Do not secretly market shares if your agreements restrict it. Besides legal risk, it can damage trust and scare buyers. Serious buyers will ask whether the company knows or will approve.

Red flags in secondary offers

Be careful when you see:

  • Buyer refuses to identify structure or funding source.
  • Price is high but closing is contingent on vague future events.
  • You are asked to violate company transfer restrictions.
  • Fees are unclear or paid upfront without buyer commitment.
  • The transaction uses complex forward contracts you do not understand.
  • Tax advice comes from the buyer rather than your advisor.
  • The buyer pressures you before you can review documents.
  • The company has never approved transfers and no tender is planned.

A lower clean tender price can be better than a higher unofficial offer that never closes. Liquidity is not the headline price; it is cash in your account after approvals, fees, and taxes.

How candidates should evaluate startup equity liquidity

If you are joining a private company in 2026, ask about liquidity before accepting. Do it tactfully but directly.

Questions:

  • Has the company run employee tender offers? When and who was eligible?
  • Are secondary transfers allowed outside company tenders?
  • What is the post-termination exercise window?
  • What is the latest 409A valuation and last preferred price?
  • What percentage ownership does this grant represent fully diluted?
  • Are refresh grants typical?
  • Are there transfer restrictions, ROFR, or board consent requirements?
  • Have employees sold through Forge, EquityZen, Nasdaq Private Market, Hiive, or a broker?

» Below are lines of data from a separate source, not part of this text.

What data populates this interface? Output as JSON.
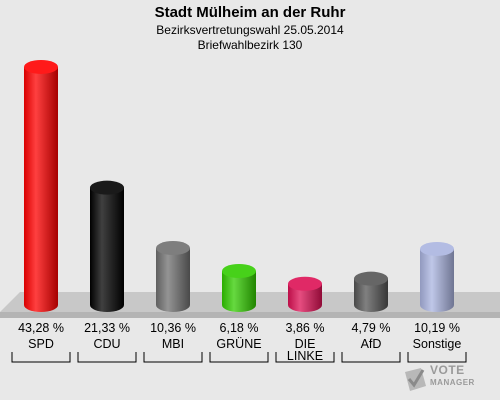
{
  "chart_data": {
    "type": "bar",
    "title": "Stadt Mülheim an der Ruhr",
    "subtitle_line1": "Bezirksvertretungswahl 25.05.2014",
    "subtitle_line2": "Briefwahlbezirk 130",
    "categories": [
      "SPD",
      "CDU",
      "MBI",
      "GRÜNE",
      "DIE LINKE",
      "AfD",
      "Sonstige"
    ],
    "category_lines": [
      [
        "SPD"
      ],
      [
        "CDU"
      ],
      [
        "MBI"
      ],
      [
        "GRÜNE"
      ],
      [
        "DIE",
        "LINKE"
      ],
      [
        "AfD"
      ],
      [
        "Sonstige"
      ]
    ],
    "values": [
      43.28,
      21.33,
      10.36,
      6.18,
      3.86,
      4.79,
      10.19
    ],
    "value_labels": [
      "43,28 %",
      "21,33 %",
      "10,36 %",
      "6,18 %",
      "3,86 %",
      "4,79 %",
      "10,19 %"
    ],
    "colors": [
      "#ff0000",
      "#000000",
      "#707070",
      "#33cc00",
      "#dd1155",
      "#555555",
      "#aab4e0"
    ],
    "grid": false,
    "legend": "none"
  },
  "logo": {
    "line1": "VOTE",
    "line2": "MANAGER"
  }
}
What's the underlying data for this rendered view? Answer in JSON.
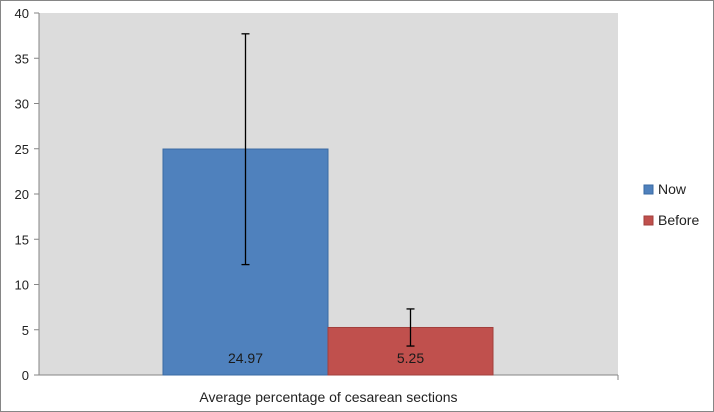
{
  "chart_data": {
    "type": "bar",
    "categories": [
      "Average percentage of cesarean sections"
    ],
    "series": [
      {
        "name": "Now",
        "values": [
          24.97
        ],
        "error_low": [
          12.2
        ],
        "error_high": [
          37.7
        ],
        "color": "#4f81bd",
        "data_label": "24.97"
      },
      {
        "name": "Before",
        "values": [
          5.25
        ],
        "error_low": [
          3.2
        ],
        "error_high": [
          7.3
        ],
        "color": "#c0504d",
        "data_label": "5.25"
      }
    ],
    "ylim": [
      0,
      40
    ],
    "yticks": [
      "0",
      "5",
      "10",
      "15",
      "20",
      "25",
      "30",
      "35",
      "40"
    ],
    "plot_background": "#dcdcdc",
    "grid": false,
    "legend_position": "right"
  }
}
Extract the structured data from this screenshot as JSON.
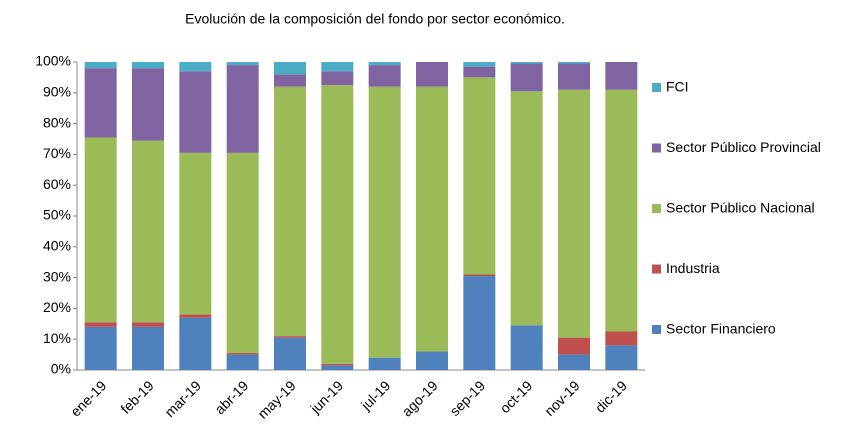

A recruiter may not know. Ask to speak with finance, legal, or the equity administrator after you have an offer. If the company treats these questions as suspicious, that tells you something about transparency.

Secondary markets are useful, but they do not turn startup equity into public stock. In 2026, the shares that are actually liquid are usually late-stage, in-demand, transferable, and large enough to justify transaction work. Forge, EquityZen, and other platforms can help when those conditions exist. They cannot manufacture demand, override company consent, or solve your tax problem. The right employee posture is disciplined: understand your documents, value equity conservatively, prefer company-approved liquidity, and sell only when the after-tax, after-fee outcome improves your real financial life.